Truthfully, this is a rather happy debate for scientists to be having. The planetary science community had pretty much lost all hope for finding any signs of life (beyond Earth) in the Solar System during the 1970s. The Viking landers had touched down on Mars, finding nothing but cold, dry, dead soil. And scientists at the time didn’t have much hope for the gas giants beyond Mars, as they expected the moons of the outer Solar System to be a lot like Earth’s moon, with ancient, static features. Tellingly, the scientific team responsible for imaging the worlds the Voyagers passed by did not even include a geologist.

Water everywhere
Since the 1970s, however, a steady stream of robotic missions to Mars has found increasingly strong evidence of water beneath the surface today, and as surface lakes and rivers in the past.
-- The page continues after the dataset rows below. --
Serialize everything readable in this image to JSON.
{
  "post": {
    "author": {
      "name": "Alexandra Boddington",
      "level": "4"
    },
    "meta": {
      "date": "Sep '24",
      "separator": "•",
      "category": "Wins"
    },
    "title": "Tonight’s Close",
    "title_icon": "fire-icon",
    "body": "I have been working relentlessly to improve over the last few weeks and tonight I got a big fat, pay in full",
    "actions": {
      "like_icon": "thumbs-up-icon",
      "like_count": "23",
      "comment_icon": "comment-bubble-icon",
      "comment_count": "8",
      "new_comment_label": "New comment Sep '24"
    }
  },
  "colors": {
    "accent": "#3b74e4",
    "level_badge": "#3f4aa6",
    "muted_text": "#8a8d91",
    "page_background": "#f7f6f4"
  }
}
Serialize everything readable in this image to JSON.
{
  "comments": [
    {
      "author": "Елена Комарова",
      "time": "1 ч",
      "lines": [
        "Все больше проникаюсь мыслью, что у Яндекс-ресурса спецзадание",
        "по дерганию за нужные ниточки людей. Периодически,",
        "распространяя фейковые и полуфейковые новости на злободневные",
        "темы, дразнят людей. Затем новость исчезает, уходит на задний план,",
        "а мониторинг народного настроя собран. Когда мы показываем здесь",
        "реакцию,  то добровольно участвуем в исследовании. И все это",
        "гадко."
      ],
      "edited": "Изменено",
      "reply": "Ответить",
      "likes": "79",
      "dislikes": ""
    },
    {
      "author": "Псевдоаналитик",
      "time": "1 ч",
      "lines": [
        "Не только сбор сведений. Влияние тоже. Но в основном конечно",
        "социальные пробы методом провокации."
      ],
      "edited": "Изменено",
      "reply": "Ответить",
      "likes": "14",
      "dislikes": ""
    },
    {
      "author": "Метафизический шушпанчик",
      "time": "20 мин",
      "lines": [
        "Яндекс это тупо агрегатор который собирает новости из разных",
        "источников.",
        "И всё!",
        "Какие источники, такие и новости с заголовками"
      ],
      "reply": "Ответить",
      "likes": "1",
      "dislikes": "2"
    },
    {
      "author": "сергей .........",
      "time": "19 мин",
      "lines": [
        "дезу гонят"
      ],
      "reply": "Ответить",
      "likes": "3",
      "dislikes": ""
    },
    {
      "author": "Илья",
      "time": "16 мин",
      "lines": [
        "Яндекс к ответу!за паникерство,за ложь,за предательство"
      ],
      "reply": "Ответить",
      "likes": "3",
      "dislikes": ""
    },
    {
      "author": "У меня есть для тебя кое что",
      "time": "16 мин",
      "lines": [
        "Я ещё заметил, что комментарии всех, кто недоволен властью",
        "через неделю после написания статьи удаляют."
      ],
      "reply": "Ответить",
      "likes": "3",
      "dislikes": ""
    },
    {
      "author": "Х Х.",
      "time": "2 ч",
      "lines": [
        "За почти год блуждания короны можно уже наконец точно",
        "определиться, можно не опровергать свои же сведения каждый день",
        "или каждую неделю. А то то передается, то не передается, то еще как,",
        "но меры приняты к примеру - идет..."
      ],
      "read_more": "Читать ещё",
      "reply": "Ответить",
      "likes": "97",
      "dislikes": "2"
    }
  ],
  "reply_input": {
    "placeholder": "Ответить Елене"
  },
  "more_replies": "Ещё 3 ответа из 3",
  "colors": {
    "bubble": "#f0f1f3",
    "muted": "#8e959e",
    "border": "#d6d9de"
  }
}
Further out in the Solar System, the Voyagers and subsequent Galileo and Cassini probes found myriad interesting and active worlds around Jupiter, Saturn, and beyond with strong evidence for subsurface oceans because they possessed warm interiors.

With ice on the outside, a core on the inside, and an ocean in touch with this core, some of these worlds started to look a lot like the bottom of Earth’s ocean, where life thrives near hydrothermal vents. Scientists began to get really excited as they built exploration programs around following the water.
It’s not just Europa or Enceladus that beg for more exploration. Another Jovian moon, Ganymede, probably has a subsurface ocean. Titan, of Saturn, has an interior water ocean too, as well as liquid hydrocarbons on its surface. New Horizons might even have found a subsurface ocean on Pluto. “It’s de rigueur,” Porco said. “Everybody wants to have a subsurface ocean these days.”

But NASA’s resources are limited, and exploring the outer Solar System costs a lot of money. One great advantage of Enceladus is that it brings the ocean into space, so NASA’s next mission wouldn’t have to land to look for life, Porco said. It could make multiple flybys (because of Enceladus’ tiny size, it is virtually impossible to get into orbit around the Moon). With a mass spectrometer, such a spacecraft could better characterize the composition of the icy particles, and a very capable microscope might be able to detect organisms.

The debate over Enceladus, Europa, and other intriguing worlds of the outer Solar System seems unlikely to be resolved soon, and probably will only be done when we finally fly the missions and gather in situ data. For now, it's probably best to content ourselves with the knowledge that there are are indeed some wonderful horizons yet to explore around our Sun, rather than just a few cold, dead, craters.